HP's decision to buy EDS for US$13.9 billion this morning offers considerable potential benefits but the execution carries significant risks, according to analysts from IDC, a sister company of ComputerWorldUK.
The IDC European Software and Services Group said that the combined organization would be "very strong on infrastructure, but ... relatively light, compared to IBM and Accenture, (on) business-level dialogue with the customer.
"And business-level dialogue is no longer a luxury, it's an essential part of winning the higher-margin and indeed higher-growth services such as application management and business process outsourcing."
Ovum analysts Phil Codling, Tom Kucharvy, John Madden, said the merger has the potential to "shake up" the entrenched competitive landscape for global IT services.
"The top ten or so of the IT services industry have barely changed places, let alone ownership, despite interminable rumors and private equity interest. But here comes a possible very big play indeed - big not just for HP and EDS, but also in terms of its potential to shake up the entrenched competitive landscape in global IT services."
However, HP is also faced with a massive integration program. "It's difficult to comment on how an HP-EDS integration might theoretically proceed, but it would inevitably entail risks."
"Combining services portfolios and delivery platforms to maximize economies of scale would be a huge task. Of course people are the greatest asset of a services business and, despite HP's new found organizational efficiencies under Mark Hurd, HP would need to move quickly to stem any potential 'brain drain' from EDS," the analysts said.
"On paper an HP-EDS combination looks workable. But in practice it could prove anything but," they added.
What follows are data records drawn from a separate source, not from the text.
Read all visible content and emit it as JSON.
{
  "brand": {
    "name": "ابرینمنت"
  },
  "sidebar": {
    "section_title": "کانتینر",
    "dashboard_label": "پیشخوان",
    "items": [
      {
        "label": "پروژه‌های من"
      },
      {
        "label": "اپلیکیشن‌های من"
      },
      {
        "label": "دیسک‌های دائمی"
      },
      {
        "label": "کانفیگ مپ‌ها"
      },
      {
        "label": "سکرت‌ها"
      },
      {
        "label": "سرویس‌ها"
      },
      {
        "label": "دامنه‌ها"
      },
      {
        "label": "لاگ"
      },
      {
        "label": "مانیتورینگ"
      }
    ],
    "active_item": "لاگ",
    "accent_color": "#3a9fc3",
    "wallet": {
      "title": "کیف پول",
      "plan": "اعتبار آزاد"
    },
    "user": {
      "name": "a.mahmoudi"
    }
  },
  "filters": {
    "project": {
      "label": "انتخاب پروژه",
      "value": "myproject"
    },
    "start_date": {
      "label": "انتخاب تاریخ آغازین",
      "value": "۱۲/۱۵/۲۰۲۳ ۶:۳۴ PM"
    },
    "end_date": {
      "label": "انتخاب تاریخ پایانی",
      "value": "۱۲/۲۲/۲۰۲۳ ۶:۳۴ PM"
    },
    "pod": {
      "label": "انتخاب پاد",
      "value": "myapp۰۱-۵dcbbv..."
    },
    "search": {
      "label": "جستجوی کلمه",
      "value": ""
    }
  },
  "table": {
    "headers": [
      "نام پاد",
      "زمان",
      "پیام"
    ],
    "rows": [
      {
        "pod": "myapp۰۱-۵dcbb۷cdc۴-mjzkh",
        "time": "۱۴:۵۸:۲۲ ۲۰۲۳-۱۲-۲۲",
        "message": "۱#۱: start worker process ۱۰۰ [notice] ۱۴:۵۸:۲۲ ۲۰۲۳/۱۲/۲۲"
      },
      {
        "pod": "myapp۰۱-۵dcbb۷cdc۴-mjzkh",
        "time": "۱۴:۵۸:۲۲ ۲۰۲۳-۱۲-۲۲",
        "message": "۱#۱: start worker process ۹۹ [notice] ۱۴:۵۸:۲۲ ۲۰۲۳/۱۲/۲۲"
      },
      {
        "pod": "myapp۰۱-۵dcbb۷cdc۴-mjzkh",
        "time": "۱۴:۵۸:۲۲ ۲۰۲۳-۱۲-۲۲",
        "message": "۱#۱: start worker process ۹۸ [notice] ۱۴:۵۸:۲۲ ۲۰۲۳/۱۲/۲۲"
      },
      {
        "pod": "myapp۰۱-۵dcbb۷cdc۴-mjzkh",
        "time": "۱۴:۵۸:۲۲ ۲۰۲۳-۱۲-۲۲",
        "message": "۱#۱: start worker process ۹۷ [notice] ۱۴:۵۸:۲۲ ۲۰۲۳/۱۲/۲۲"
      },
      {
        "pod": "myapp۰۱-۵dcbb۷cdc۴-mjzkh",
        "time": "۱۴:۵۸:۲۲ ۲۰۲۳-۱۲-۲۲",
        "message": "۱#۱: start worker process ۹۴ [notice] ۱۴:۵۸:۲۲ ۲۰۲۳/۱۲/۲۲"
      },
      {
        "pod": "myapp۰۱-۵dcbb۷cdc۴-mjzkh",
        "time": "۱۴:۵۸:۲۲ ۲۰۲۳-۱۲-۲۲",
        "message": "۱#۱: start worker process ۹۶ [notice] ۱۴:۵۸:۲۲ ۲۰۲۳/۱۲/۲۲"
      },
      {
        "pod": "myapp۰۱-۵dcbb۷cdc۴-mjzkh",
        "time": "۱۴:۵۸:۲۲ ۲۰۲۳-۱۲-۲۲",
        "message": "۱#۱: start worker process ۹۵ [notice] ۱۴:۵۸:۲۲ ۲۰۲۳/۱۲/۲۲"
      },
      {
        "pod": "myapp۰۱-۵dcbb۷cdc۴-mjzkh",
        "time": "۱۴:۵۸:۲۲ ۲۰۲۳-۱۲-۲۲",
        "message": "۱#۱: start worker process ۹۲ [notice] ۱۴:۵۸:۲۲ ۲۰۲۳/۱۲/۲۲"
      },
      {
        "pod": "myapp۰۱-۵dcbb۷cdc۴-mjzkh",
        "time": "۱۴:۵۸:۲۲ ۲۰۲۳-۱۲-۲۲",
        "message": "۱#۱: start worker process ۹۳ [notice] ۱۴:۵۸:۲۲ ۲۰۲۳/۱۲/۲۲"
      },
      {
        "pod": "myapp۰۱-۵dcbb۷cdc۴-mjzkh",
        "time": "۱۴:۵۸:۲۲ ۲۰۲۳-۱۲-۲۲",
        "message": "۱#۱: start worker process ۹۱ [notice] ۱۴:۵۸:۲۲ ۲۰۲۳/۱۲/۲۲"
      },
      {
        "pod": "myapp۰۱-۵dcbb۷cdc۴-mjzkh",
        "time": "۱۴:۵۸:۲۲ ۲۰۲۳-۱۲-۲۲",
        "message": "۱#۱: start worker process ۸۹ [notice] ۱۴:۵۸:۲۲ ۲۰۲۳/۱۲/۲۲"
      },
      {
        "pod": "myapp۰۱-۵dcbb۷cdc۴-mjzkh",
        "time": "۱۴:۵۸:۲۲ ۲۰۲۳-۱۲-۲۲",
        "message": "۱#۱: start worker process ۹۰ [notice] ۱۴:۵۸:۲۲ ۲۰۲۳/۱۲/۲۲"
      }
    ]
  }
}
Adding EDS, with revenues of US$22.1bn in 2007, would more than double the size of HP's services business, which has US$16.6bn in revenues. The resulting US$39bn services operation would still be smaller than IBM Global Services, which has revenues of US$54bn. But "the merger would bridge this gap substantially and establish the merged entity as the clear number two in IT services," said Ovum.
At a round table meeting held this morning by ICT vendor group Intellect, veteran industry watcher and analyst Richard Holway said: "I've been forecasting that a tier-one player will take over another tier-one player for 15 years and now it's finally proven that I was right. For larger companies, consolidating is clearly the right thing to do."